Jane Jin Kaisen: ‘Halmang’ at esea contemporary

Maja Lorkowska, Exhibitions Editor
3. Jane Jin Kaisen, 'Halmang', 2023, video still, courtesy of the artist
3. Jane Jin Kaisen, 'Halmang', 2023, video still, courtesy of the artist

Until 21 April 2024 Entrance is free — Visit now

esea contemporary kicks off the year with a new exhibition by Jane Jin Kaisen exploring erosion of culture, local identity and memory. 

Halmang is both the name of the display and of the artist’s brand new film (2023), recorded in the hometown of Kaisen’s grandparents by the black lava rock coast of Jeju Island, off the coast of the Korean Peninsula. The artist herself was born on Jeju Island and moved to Denmark in infancy. She returned to the island in her adult life and delved into the local history as well as its ecosystems and spirituality, thoroughly researching the area which in turn informed her art practice. Explored from a transnational feminist lens, Kaisen reveals the results of her research from the last decade. 

Still from 'Halmang', a video artwork by Jane Jin Kaisen. An elderly woman with short brown hair leans against a rock on Jeju Island, south of the Korean peninsula. Looking at the viewer with a neutral expression, she wears a long sleeved blouse with a floral pattern and is holding a long white cloth.
Jane Jin Kaisen, ‘Halmang’, 2023, video still. Courtesy of the artist.

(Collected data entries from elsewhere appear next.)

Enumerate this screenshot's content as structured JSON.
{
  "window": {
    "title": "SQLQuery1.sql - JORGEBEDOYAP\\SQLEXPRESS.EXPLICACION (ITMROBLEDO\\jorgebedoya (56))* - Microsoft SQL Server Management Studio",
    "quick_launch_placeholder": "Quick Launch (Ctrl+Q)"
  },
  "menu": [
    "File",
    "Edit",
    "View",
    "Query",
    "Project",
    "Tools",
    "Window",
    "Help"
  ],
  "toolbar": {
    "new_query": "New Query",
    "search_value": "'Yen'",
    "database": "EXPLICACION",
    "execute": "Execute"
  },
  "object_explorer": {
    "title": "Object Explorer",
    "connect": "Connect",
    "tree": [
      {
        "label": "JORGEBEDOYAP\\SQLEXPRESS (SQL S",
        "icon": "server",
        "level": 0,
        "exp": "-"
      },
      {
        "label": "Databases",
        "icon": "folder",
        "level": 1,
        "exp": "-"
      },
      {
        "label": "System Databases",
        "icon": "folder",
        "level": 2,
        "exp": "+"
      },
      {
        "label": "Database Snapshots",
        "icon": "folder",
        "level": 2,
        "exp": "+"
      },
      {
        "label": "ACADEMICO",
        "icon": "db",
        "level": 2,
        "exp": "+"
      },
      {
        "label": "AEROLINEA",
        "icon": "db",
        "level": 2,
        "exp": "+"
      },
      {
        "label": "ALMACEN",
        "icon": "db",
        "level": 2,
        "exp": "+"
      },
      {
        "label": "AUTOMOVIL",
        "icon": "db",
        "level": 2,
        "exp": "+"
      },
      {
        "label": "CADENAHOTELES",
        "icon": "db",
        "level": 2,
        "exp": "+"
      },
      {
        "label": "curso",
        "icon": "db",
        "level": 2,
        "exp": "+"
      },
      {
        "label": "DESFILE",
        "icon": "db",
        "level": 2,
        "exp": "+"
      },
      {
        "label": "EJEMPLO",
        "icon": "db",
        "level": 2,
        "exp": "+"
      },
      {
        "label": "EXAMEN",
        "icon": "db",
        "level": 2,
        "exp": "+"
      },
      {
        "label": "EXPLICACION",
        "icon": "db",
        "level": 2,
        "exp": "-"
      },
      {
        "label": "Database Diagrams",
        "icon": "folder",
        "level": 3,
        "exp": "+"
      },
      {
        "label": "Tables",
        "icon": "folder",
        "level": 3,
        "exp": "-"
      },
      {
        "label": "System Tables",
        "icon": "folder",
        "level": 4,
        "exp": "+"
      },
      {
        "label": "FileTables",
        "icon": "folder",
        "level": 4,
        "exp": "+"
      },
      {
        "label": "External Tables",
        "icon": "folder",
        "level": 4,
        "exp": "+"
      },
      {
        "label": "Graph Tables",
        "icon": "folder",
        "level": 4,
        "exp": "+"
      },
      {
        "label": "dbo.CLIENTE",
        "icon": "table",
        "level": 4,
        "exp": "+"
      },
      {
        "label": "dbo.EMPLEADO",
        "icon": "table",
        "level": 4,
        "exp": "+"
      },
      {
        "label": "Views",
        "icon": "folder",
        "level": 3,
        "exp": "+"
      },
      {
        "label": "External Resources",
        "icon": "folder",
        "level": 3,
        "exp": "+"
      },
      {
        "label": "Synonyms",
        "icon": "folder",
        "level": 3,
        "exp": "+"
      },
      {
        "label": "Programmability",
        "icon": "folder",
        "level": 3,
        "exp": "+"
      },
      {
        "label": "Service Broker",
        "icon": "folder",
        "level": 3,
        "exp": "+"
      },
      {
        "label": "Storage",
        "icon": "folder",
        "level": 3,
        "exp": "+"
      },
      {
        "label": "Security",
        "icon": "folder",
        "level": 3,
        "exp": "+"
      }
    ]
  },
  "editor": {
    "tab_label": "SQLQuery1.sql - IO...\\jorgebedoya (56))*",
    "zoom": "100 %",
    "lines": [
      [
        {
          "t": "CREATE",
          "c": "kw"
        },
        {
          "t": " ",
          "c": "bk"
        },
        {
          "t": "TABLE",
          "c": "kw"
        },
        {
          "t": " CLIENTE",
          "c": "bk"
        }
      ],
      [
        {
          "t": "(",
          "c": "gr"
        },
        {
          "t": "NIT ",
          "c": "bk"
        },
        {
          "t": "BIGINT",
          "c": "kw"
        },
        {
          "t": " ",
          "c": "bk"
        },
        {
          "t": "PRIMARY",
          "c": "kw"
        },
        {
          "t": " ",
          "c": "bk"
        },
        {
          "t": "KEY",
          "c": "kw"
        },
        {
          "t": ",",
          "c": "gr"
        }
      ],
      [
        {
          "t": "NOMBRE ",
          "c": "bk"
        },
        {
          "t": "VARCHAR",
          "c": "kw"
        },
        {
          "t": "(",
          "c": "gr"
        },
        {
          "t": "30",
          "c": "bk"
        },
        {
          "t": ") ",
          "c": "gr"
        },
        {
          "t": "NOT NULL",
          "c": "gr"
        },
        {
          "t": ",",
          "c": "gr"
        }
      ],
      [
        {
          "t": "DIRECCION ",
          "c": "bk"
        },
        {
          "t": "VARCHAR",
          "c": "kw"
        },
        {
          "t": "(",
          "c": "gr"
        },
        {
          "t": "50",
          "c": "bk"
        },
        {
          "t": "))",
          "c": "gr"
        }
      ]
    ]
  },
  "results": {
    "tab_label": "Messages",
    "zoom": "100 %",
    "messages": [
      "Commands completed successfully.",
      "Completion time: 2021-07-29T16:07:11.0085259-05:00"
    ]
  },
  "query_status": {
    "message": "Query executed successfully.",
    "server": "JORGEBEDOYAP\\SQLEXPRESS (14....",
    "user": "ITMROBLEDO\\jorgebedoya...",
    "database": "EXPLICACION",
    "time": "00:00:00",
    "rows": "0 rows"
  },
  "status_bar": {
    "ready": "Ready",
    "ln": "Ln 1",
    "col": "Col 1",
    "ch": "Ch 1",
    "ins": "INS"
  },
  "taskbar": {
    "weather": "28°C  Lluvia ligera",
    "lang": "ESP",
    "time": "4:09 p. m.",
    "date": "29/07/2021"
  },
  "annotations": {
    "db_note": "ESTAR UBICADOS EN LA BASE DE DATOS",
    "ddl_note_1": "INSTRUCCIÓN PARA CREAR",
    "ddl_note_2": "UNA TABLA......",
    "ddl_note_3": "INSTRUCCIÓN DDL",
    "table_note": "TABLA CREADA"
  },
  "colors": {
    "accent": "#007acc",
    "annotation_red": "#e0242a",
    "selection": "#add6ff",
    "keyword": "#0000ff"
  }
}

The exhibition pays particular attention to the women living on the island – the word halmang in Jeju means ‘grandmother’ but is also used to refer to shamanic goddesses, such as Yongdeung Halmang, the wind goddess. Shamans in Korea are often female and Shamanism itself in the area predates other religions prevalent today, such as Buddhism and Christianity. 

The artist highlights the link between women and spirituality by working with Jeju haenyeo – sea diving women in their 70s and 80s (and the means by which the artist’s mother and grandmother made a living.) The film features them sitting on volcanic rock, meticulously folding and connecting sochang, a white, long cotton cloth symbolising the spiral movement of spirituality and the cycle of life and death. The visuals are set to the sounds of crashing waves and haenyeo’s songs, adding to the piece’s emotional resonance. The exhibition connects the show’s location, Manchester’s former Victorian fish market, and the artist’s history with Jeju island.

Alongside Halmang, the display features books and reference material as well as Kaisen’s older works Of the Sea (2013) and The Woman, The Orphan, and The Tiger (2010). Of the Sea (2013) features a performance of the artist retracing her mother and grandmother’s steps along the shore while carrying a book written by her grandfather, former Head of the Commemoration Committee for Jeju Haenyeo’s Anti-Colonial Resistance Movement. The Woman, The Orphan, and The Tiger (2010) examines generational trauma. 

Jane Jin Kaisen artworks are both visually striking and informed by extensive interdisciplinary research, so the the show is most likely to leave you feeling enlightened and moved.